Life can be unpredictable, which is why it’s important to think about those unlikely situations that are, well, unlikely to happen, but could have huge consequences if they did.
A will sets out the direction of your assets after your death, while a living will focuses on giving directions regarding your medical care if you find yourself seriously ill and unable to communicate these directions yourself.
Let’s take a closer look at these two types of will.
A living will is a legal document containing medical directions relating to a person’s care in the event that they become seriously ill or incapacitated and cannot communicate these decisions themselves.
Due to the complex ethical questions surrounding a person who is on life support, or who has experienced an accident that significantly reduces their quality of life, living wills tend to deal with matters such as feeding and breathing tubes, life support, and life-sustaining medical treatments.
A living will becomes effective when the person who wrote it is in a medical condition specified by state law, where they cannot communicate or make medical decisions themselves.
It’s also possible for an individual to be authorized to communicate with the doctors and other medical personnel regarding what they can and cannot carry out in accordance with the living will, which is a role usually adopted by a health care power of attorney, which is often included with a living will.
A person can change or revoke their living will at any time so long as they are still capable of doing so.
A last will and testament, known simply as a will, is a legal document containing your wishes regarding the distribution of your property and the care of any minor children after you pass away.
No will is likely to cover every single issue after your death, and they can vary in effectiveness, however, a will can help ensure that your wishes are carried out after you’re gone, and also reduce the amount of money, time, and emotional energy your heirs need to spend to ensure your affairs are settled.

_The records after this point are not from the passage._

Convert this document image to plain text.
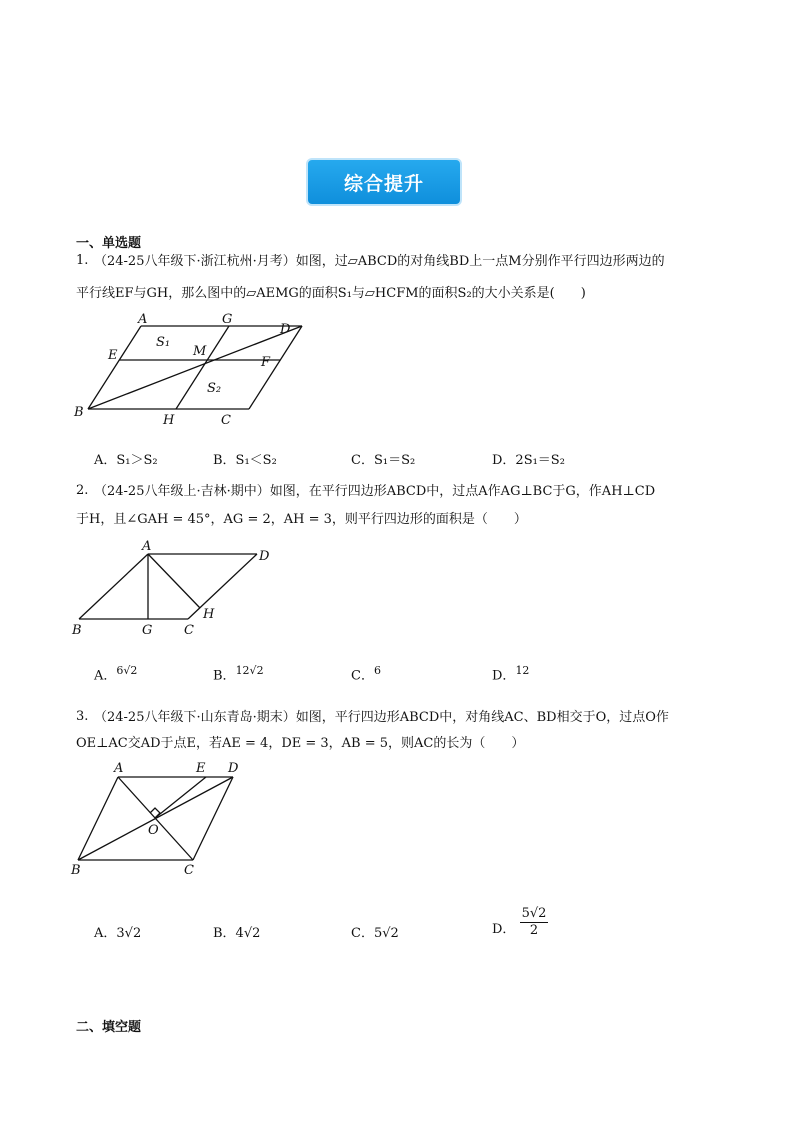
综合提升
一、单选题
1. （24-25八年级下·浙江杭州·月考）如图，过▱ABCD的对角线BD上一点M分别作平行四边形两边的
平行线EF与GH，那么图中的▱AEMG的面积S₁与▱HCFM的面积S₂的大小关系是(　　)
A	G
D
E	M
F
B
H	C
S₁
S₂
A．S₁＞S₂	B．S₁＜S₂	C．S₁＝S₂	D．2S₁＝S₂
2. （24-25八年级上·吉林·期中）如图，在平行四边形ABCD中，过点A作AG⊥BC于G，作AH⊥CD
于H，且∠GAH = 45°，AG = 2，AH = 3，则平行四边形的面积是（　　）
A
D
H
B	G C
A．$^{6√2}$	B．$^{12√2}$	C．$^6$	D．$^{12}$
3. （24-25八年级下·山东青岛·期末）如图，平行四边形ABCD中，对角线AC、BD相交于O，过点O作
OE⊥AC交AD于点E，若AE = 4，DE = 3，AB = 5，则AC的长为（　　）
A	E D
O
B	C
A．3√2	B．4√2	C．5√2	D． $\frac{5√2}{2}$
二、填空题
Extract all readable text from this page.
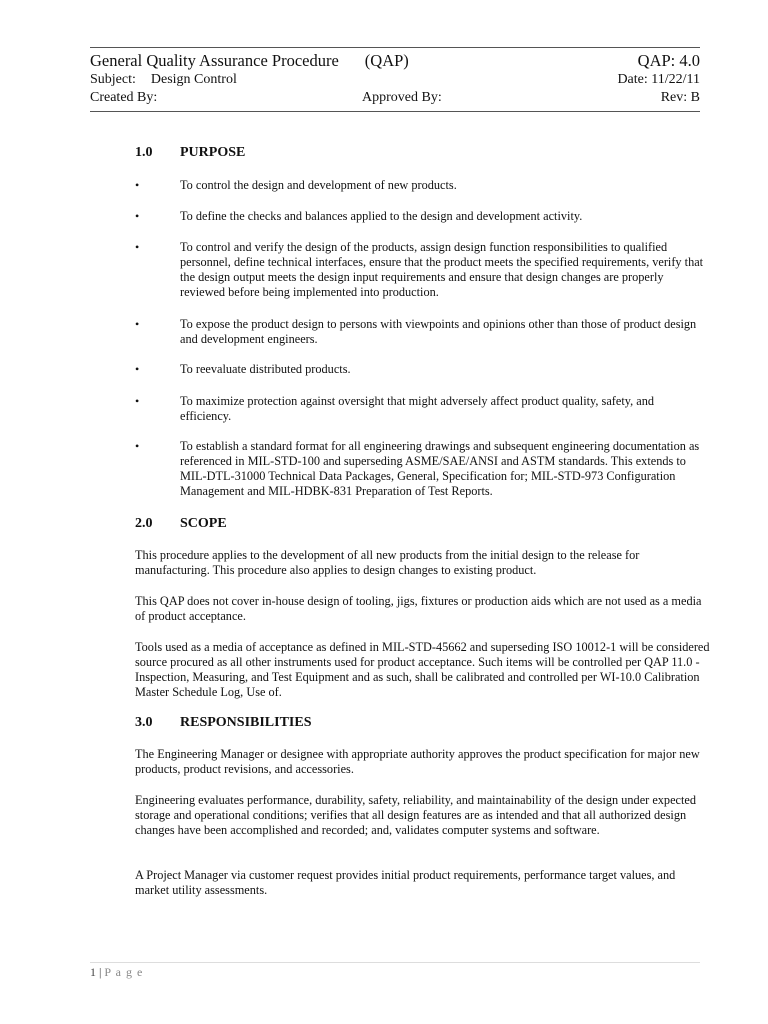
General Quality Assurance Procedure (QAP)	QAP: 4.0
Subject: Design Control	Date: 11/22/11
Created By:	Approved By:	Rev: B
1.0	PURPOSE
•	To control the design and development of new products.
•	To define the checks and balances applied to the design and development activity.
•	To control and verify the design of the products, assign design function responsibilities to qualified personnel, define technical interfaces, ensure that the product meets the specified requirements, verify that the design output meets the design input requirements and ensure that design changes are properly reviewed before being implemented into production.
•	To expose the product design to persons with viewpoints and opinions other than those of product design and development engineers.
•	To reevaluate distributed products.
•	To maximize protection against oversight that might adversely affect product quality, safety, and efficiency.
•	To establish a standard format for all engineering drawings and subsequent engineering documentation as referenced in MIL-STD-100 and superseding ASME/SAE/ANSI and ASTM standards. This extends to MIL-DTL-31000 Technical Data Packages, General, Specification for; MIL-STD-973 Configuration Management and MIL-HDBK-831 Preparation of Test Reports.
2.0	SCOPE

This procedure applies to the development of all new products from the initial design to the release for manufacturing. This procedure also applies to design changes to existing product.

This QAP does not cover in-house design of tooling, jigs, fixtures or production aids which are not used as a media of product acceptance.

Tools used as a media of acceptance as defined in MIL-STD-45662 and superseding ISO 10012-1 will be considered source procured as all other instruments used for product acceptance. Such items will be controlled per QAP 11.0 - Inspection, Measuring, and Test Equipment and as such, shall be calibrated and controlled per WI-10.0 Calibration Master Schedule Log, Use of.

3.0	RESPONSIBILITIES

The Engineering Manager or designee with appropriate authority approves the product specification for major new products, product revisions, and accessories.

Engineering evaluates performance, durability, safety, reliability, and maintainability of the design under expected storage and operational conditions; verifies that all design features are as intended and that all authorized design changes have been accomplished and recorded; and, validates computer systems and software.

A Project Manager via customer request provides initial product requirements, performance target values, and market utility assessments.

1 | P a g e
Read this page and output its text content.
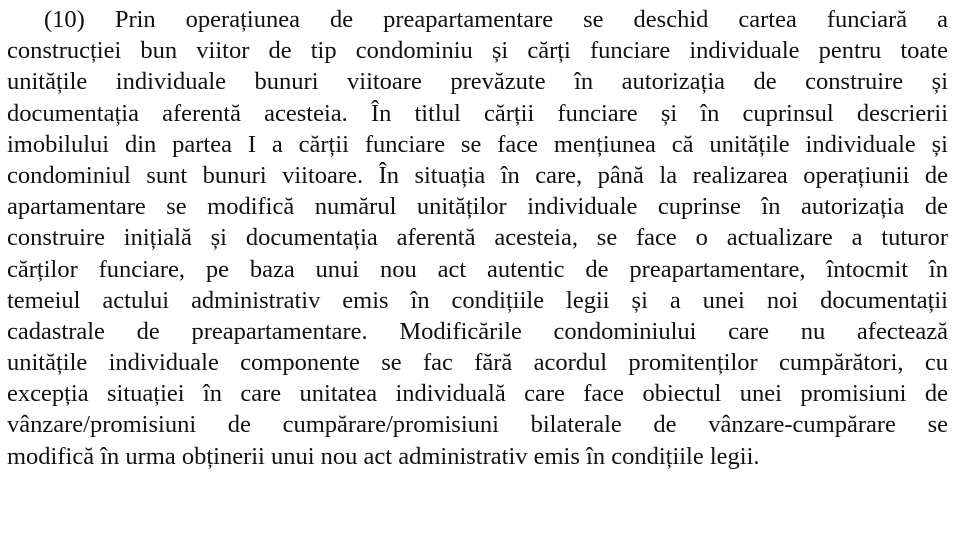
(10) Prin operațiunea de preapartamentare se deschid cartea funciară a
construcției bun viitor de tip condominiu și cărți funciare individuale pentru toate
unitățile individuale bunuri viitoare prevăzute în autorizația de construire și
documentația aferentă acesteia. În titlul cărții funciare și în cuprinsul descrierii
imobilului din partea I a cărții funciare se face mențiunea că unitățile individuale și
condominiul sunt bunuri viitoare. În situația în care, până la realizarea operațiunii de
apartamentare se modifică numărul unităților individuale cuprinse în autorizația de
construire inițială și documentația aferentă acesteia, se face o actualizare a tuturor
cărților funciare, pe baza unui nou act autentic de preapartamentare, întocmit în
temeiul actului administrativ emis în condițiile legii și a unei noi documentații
cadastrale de preapartamentare. Modificările condominiului care nu afectează
unitățile individuale componente se fac fără acordul promitenților cumpărători, cu
excepția situației în care unitatea individuală care face obiectul unei promisiuni de
vânzare/promisiuni de cumpărare/promisiuni bilaterale de vânzare-cumpărare se
modifică în urma obținerii unui nou act administrativ emis în condițiile legii.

Main Difference Between Living Will and Last Will
As you can tell from the above descriptions, the main difference between a living will and a last will is when they become effective.
A living will sets out instructions for your medical care if you find yourself ill or incapacitated to the extent where you’re unable to communicate decisions yourself. Living wills often contain information concerning life support machines and breathing equipment.
Last wills set out your wishes regarding the direction of your money, children, and property after you die, and are there to provide peace of mind so that your wishes are legally binding and therefore obeyed when you are no longer around.
Do I need a trust or a will?
In order to decide whether you need a trust or a will, let’s first take a closer look at what a trust is.
A trust is similar to a will in that it’s another method of estate transfer. A trust is a relationship in which you allow another party to handle your assets for the benefit of a third party - your beneficiaries.
There are many different types of trusts, though they can be broadly categorized into living and testamentary trusts.
Everyone should have a will, but not everyone needs a trust.
If you have property and assets to place in trust, and also have minor children, it makes sense to have both, as this way the decision of who will look after your children will not be left up to the state. It also protects any inheritance.
A trust will streamline the process of transferring an estate after you’re gone, while also avoiding the lengthy and potentially expensive period of probate.
It’s also possible to create a trust for the primary purpose of avoiding probate court; this is called a ‘revocable living trust.’
Some experts recommend having a will and a trust, though this is a personal decision. Generally speaking, a will is less expensive and easier to set up, while a trust can be an expensive and often complex legal document that isn’t necessary for everyone.
Which is better: a will or a gift deed?
If you want to gift a property to a loved one for them to enjoy straight away, you can acquire a gift deed - a legal document that allows you to transfer ownership of the property to a relative or close friend without monetary consideration or "in consideration of love and affection".
Both a will and a gift deed are legal procedures and have principles and guidelines that need to be followed accordingly.
Whereas a gift deed is mostly irrevocable and makes a property available soon after the gift deed has been authorized, a will is revocable and takes time to process.
Even though a will is more time-consuming to carry out, it does allow you to carefully think through your decision, whereas a gift deed is more spontaneous in its nature.
A Gift Deed is usually used to transfer property between family members, and for this reason, the transaction may be subject to coercion or fraud.
This could result in the Gift Deed being challenged in court, which is why it’s important that your witnesses are ‘disinterested parties’ - i.e. someone who does not benefit
from the gift deed, and will not have a stake in the transfer of property.
Thinking about who your property and assets will go to after you pass away can be a difficult, but albeit important, decision-making process to go through.
There are many different methods of estate transfer to consider, and you can find the one that best suits your circumstances.
A living will is also a good idea, as this takes care of medical decisions relating to your care if you have an accident or illness that means you are unable to communicate your wishes yourself.